The Use of Bone Morphogenetic Proteins
BMPs were first discovered by Dr. Marshall Urist in 1965. They are bone growth factors that belong to the transforming growth factor beta (TGF-β) superfamily and promote bone formation by inducing mesenchymal stem cells to differentiate into osteoblasts. There are more than 20 types of BMP described, but genetically engineered recombinant human bone morphogenetic protein-2 and -7 (rhBMP-2 and rhBMP-7) are the most widely used in clinical practice. rhBMP-2 was originally US Food and Drug Administration (FDA)-approved for ALIF and made commercially available in 2002. BMPs are soluble proteins that are delivered in combination with carriers to ensure that they do not diffuse away from the site of application and maintain local high concentration to achieve their desired effect. Absorbable collagen sponges and compression-resistant matrix are frequently used carriers. RhBMP-2 in combination with an absorbable collagen sponge (Infuse, Medtronic Sofamor Danek, Memphis, TN) is commercially available and FDA-approved for ALIF only. However, spine surgeons have used it off-label for several other indications including cervical spinal fusions, deformity correction, pediatric spinal fusions, and others. Multiple level I and II studies have shown that the use of rhBMP-2 increases radiographic fusion rates. In a prospective randomized multicenter study, Burkus et al. examined the safety and efficacy of rhBMP-2 absorbable collagen sponge as a replacement for ICBG in ALIF and found that the study group patients had shorter length of surgery, less blood loss, a shorter hospital stay, and significantly better fusion rates. In a multicenter randomized controlled trial, Hurlbert et al. compared the effect of rhBMP-2 with autologous ICBG on radiographic fusion rates and clinical outcome for one- and two-level instrumented posterolateral lumbar fusion surgeries in 197 patients. The authors found higher fusion rates in patients who were treated with rhBMP-2 (94% vs. 69%) at the 4-year follow-up. However, there was no improvement in clinical outcomes between the two groups.

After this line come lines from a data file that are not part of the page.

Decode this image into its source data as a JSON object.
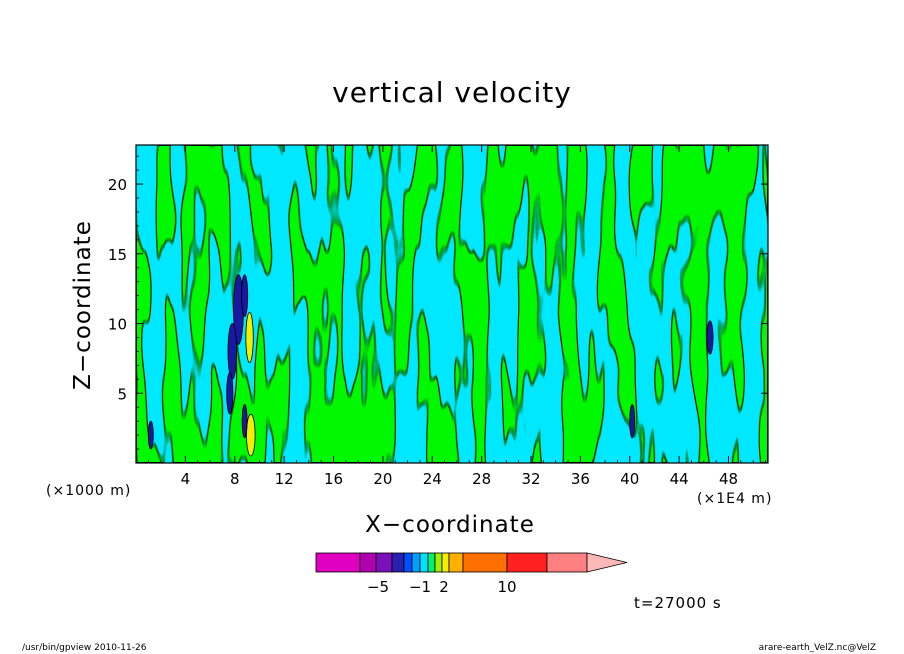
{
  "chart_data": {
    "type": "contour",
    "title": "vertical velocity",
    "xlabel": "X−coordinate",
    "ylabel": "Z−coordinate",
    "x_scale_label": "(×1000 m)",
    "x_scale_label_secondary": "(×1E4 m)",
    "xlim": [
      0,
      51.2
    ],
    "ylim": [
      0,
      22.8
    ],
    "x_ticks": [
      4,
      8,
      12,
      16,
      20,
      24,
      28,
      32,
      36,
      40,
      44,
      48
    ],
    "y_ticks": [
      5,
      10,
      15,
      20
    ],
    "grid": false,
    "field_description_colors": {
      "negative_weak": "#00e8ff",
      "positive_weak": "#00f000",
      "strong_negative": "#1818a0",
      "strong_positive": "#f0f000"
    },
    "colorbar": {
      "colors": [
        "#e000c0",
        "#b000b0",
        "#7a10b8",
        "#2a20b0",
        "#0050ff",
        "#00a0ff",
        "#00e0ff",
        "#00f070",
        "#a0f000",
        "#f0f000",
        "#ffb000",
        "#ff7000",
        "#ff2020",
        "#ff8080",
        "#ffb8b8"
      ],
      "labels": [
        "−5",
        "−1",
        "2",
        "10"
      ]
    },
    "time_label": "t=27000 s"
  },
  "footer": {
    "left": "/usr/bin/gpview   2010-11-26",
    "right": "arare-earth_VelZ.nc@VelZ"
  }
}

Although BMPs have been widely shown to improve radiographic fusion rates, some concerns have been raised regarding their safety with their routine wide application in spinal fusion surgery. Some of the adverse events associated with their use include uncontrolled bone overgrowth, local tissue reaction (inflammation, edema, wound complications, and infection), radiculitis, carcinogenicity, and negative effects with their use in cases with durotomy. As a result of the aforementioned safety concerns, the FDA issued a Public Health Notification in 2008 to warn about potential life-threatening complications related to rhBMP-2 use in cervical spine fusions. Therefore it is important to use BMP judiciously and only in patients with no contraindications, and to counsel them on the potential risks associated with BMP ( Fig. 10.1 ).